CUMTD seeks to improve road safety and customer experience


Cameron Krasucki

A group of students wait for the doors of a Champaign-Urbana Mass Transit District bus to open at Ikenberry Commons on Sept. 14. CUMTD was recently ranked No. 3 on CityLab’s overall rank for best places in the U.S. to live car-free due to exceptional customer service.

By Eunice Alpasan, Staff writer

Gabriela Ramirez, sophomore in LAS, uses the Champaign-Urbana Mass Transit District every day to get to and from her classes. Before entering college, she had experience using public transportation back in her hometown of Chicago. 

“I feel like MTD (is) just — since it’s a smaller town — quicker and more efficient than back at Chicago,” Ramirez said. “The bus drivers are all nice, most of the time, like in the morning, they’ll say, ‘good morning.’”

MTD was recently ranked No. 3 on CityLab’s overall rank for best places in the U.S. to live car-free. 

Marketing Manager Autumn Soliman describes MTD as a customer-driven mass transit service. Since MTD isn’t as crowded as a large mass transit system like the Chicago Transit Authority, drivers get to engage more with their riders.

“We have so many operators who know their passengers, their regulars every day, and they know them by name,” Soliman said. “It’s more personal, it’s more intimate because we’re just the right size of a community to have that.”

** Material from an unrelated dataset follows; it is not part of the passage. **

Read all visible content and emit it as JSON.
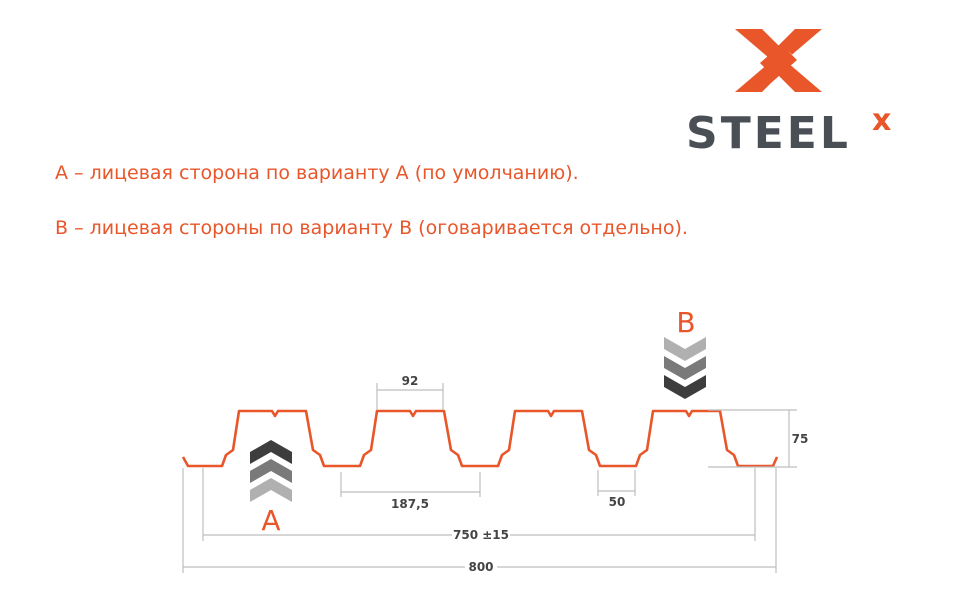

Ramirez said she uses the MTD app to navigate the buses, but it did get confusing when the buses were rerouted due to the ongoing Multimodal Corridor Enhancement Project, or MCORE, construction. 

The goal of the $46.9 million Project is to improve transit travel between the cities and University campus and also increase mobility of non-drivers, persons with disabilities and senior citizens, according to the MCORE project website. It is expected to be completed by 2021. 

In 1986, MTD was one of the first in the nation to have all lift-equipped busses to improve accessibility and safety during boarding. It wasn’t until four years later, the Americans with Disabilities Act was passed, laying the groundwork for accessibility specifications for transportation vehicles. 

“We actually did that on all of our busses before we were required to do so, so we’ve really taken it seriously to have initiatives to make sure we’re serving the ADA community,” Soliman said.

MTD, in partnership with the City of Champaign, the City of Urbana and the University, also hosted the 12th annual Light the Night event on Thursday. Bicyclists were able to have a set of front and rear lights installed by volunteers for free. 

MTD representatives were at the event offering bike rack demonstrations in which they showed bicyclists how secure their bikes on the bike rack at the front of a parked bus.

“MTD does a really good job of recognizing that they’re one part of a transportation environment,” said Lily Wilcock, planner I at the City of Urbana. “The bus company and the bus drivers want to make sure they’re operating in a community that knows the rules of the road for cars drivers, cyclists and pedestrians.”